Trigonopterus yoda is a species of flightless weevil in the subfamily Cryptorhynchinae. The species was described in May 2019 and is named after fictional Star Wars character Yoda, referring to the beetle's small greenish appearance and forest-dwelling nature. The beetle is 2.28–2.73 mm long. It has light reddish-brown antennae, with a slightly darker head and legs. The rest of the body is black with a slight bluish sheen. Endemic to Central Sulawesi, where it is found in the leaf litter of lowland forests at elevations of 170–410 m.

== Taxonomy ==
Trigonopterus yoda was described by the entomologist Alexander Riedel in 2019 on the basis of an adult male specimen collected from near Ampana in Central Sulawesi, Indonesia. The species is named after the fictional Star Wars character Yoda, referring to the beetle's small greenish appearance and forest-dwelling nature.

== Description ==
The beetle is 2.28–2.73 mm long. It has light reddish-brown antennae, with a slightly darker head and legs. The rest of the body is black with a slight bluish sheen. The body is somewhat oval, with a distinct narrowing between the pronotum and elytra when viewed from above, and it appears convex from the side. The base of the rostrum is noticeably bent downward and features lateral flanges in front of the eyes. On top, it has a prominent central ridge (carina) and two submedian ridges, with the grooves between them each containing a row of upright, club-shaped scales. The epistome is indistinct.

The pronotum has a noticeable narrowing near the front sides. Its surface is coarsely punctured except near the base, with net-like spaces between the punctures that are mostly smooth. A faint, smooth central ridge runs down the middle. The elytra have grooves marked by dense rows of small punctures and faint hairlines, with similar rows of punctures in the spaces between. These areas are mostly smooth, with a few short hairs near the tip. The tip of the elytra is nearly straight.
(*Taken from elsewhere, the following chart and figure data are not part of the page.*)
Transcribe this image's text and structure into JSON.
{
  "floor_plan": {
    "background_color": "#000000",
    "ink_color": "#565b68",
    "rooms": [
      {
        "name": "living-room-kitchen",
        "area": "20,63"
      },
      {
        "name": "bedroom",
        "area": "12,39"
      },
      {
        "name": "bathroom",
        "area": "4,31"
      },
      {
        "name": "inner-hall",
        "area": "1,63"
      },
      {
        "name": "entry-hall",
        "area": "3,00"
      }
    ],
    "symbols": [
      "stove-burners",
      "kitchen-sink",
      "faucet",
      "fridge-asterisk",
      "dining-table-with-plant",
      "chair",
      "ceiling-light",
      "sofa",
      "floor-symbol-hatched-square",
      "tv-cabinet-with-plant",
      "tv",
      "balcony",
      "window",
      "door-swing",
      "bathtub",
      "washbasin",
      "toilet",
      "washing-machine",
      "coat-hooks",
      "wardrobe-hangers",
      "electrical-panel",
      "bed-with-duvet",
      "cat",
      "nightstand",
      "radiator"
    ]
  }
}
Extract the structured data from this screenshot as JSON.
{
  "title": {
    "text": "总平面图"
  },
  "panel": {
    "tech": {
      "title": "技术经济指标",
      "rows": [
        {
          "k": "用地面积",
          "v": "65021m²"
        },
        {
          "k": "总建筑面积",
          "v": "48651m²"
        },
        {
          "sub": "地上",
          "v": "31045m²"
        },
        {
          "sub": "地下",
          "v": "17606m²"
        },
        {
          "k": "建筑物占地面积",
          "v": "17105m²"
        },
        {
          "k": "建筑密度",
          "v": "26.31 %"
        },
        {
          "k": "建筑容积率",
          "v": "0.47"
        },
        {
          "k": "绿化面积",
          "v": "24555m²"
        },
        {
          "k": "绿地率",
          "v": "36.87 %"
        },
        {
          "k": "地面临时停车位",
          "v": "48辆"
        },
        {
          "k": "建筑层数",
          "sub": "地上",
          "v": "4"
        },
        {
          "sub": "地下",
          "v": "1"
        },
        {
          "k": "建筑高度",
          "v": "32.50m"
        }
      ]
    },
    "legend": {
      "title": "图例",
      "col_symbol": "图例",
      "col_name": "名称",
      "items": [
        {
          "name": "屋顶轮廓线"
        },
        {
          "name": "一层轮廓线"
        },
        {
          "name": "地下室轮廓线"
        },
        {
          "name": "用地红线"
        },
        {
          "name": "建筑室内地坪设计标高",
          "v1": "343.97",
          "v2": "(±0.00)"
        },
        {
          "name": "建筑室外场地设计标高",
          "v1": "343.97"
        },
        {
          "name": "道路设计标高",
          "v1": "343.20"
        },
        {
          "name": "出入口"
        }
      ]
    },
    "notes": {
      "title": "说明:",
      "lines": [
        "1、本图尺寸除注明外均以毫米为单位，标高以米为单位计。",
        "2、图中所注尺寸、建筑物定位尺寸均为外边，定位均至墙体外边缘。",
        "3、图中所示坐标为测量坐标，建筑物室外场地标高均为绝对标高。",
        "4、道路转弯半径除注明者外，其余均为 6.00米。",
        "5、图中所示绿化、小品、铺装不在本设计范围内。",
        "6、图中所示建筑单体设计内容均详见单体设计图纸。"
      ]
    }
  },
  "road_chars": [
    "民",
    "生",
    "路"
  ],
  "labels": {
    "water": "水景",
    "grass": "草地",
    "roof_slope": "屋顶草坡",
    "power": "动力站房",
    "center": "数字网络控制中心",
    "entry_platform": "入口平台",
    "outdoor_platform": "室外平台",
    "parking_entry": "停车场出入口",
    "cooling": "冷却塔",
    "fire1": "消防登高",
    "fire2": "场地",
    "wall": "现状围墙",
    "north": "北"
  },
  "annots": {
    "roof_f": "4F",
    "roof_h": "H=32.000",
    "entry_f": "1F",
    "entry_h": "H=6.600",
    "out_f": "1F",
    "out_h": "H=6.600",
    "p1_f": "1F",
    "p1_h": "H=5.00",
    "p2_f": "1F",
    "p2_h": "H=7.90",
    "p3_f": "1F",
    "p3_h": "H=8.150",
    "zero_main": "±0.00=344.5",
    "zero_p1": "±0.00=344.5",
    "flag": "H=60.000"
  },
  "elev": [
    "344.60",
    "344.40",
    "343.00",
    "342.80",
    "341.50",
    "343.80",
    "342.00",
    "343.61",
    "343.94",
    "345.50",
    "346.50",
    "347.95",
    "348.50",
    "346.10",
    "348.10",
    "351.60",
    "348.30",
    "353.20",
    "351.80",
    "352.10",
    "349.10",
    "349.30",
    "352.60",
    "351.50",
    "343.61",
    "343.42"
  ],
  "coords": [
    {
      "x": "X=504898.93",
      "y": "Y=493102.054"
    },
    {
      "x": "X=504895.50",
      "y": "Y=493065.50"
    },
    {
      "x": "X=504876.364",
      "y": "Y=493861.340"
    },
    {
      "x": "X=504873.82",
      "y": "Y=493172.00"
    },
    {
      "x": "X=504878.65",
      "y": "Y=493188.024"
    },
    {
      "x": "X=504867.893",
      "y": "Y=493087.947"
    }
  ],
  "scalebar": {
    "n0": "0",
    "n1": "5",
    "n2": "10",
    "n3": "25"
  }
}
The femora lack notches and have a distinct ridge on the underside. Their front surfaces are coarsely punctured, with each puncture bearing a club-shaped scale. The hind femur has a toothed upper rear edge and a stridulatory patch near the tip. The upper edge of the hind tibia is also toothed. The first two abdominal segments are slightly sunken and mostly smooth, with long, upright, slightly curved setae. The fifth segment is flat, finely textured, and punctured.

In males, the penis has nearly parallel sides and a tip with a central narrowing, bearing a few scattered hairs. The top surface has setae pointing toward the midline. The apodemes are 2.6 times the length of the penis body. The transfer apparatus is thick, flagelliform, S-shaped, and about 1.3 times longer than the penis. The ductus ejaculatorius has a faintly defined bulb at its base.

== Distribution ==
Endemic to Central Sulawesi, where it has been recorded from near Ampana. Found in leaf litter of lowland forests at elevations of 170–410 m.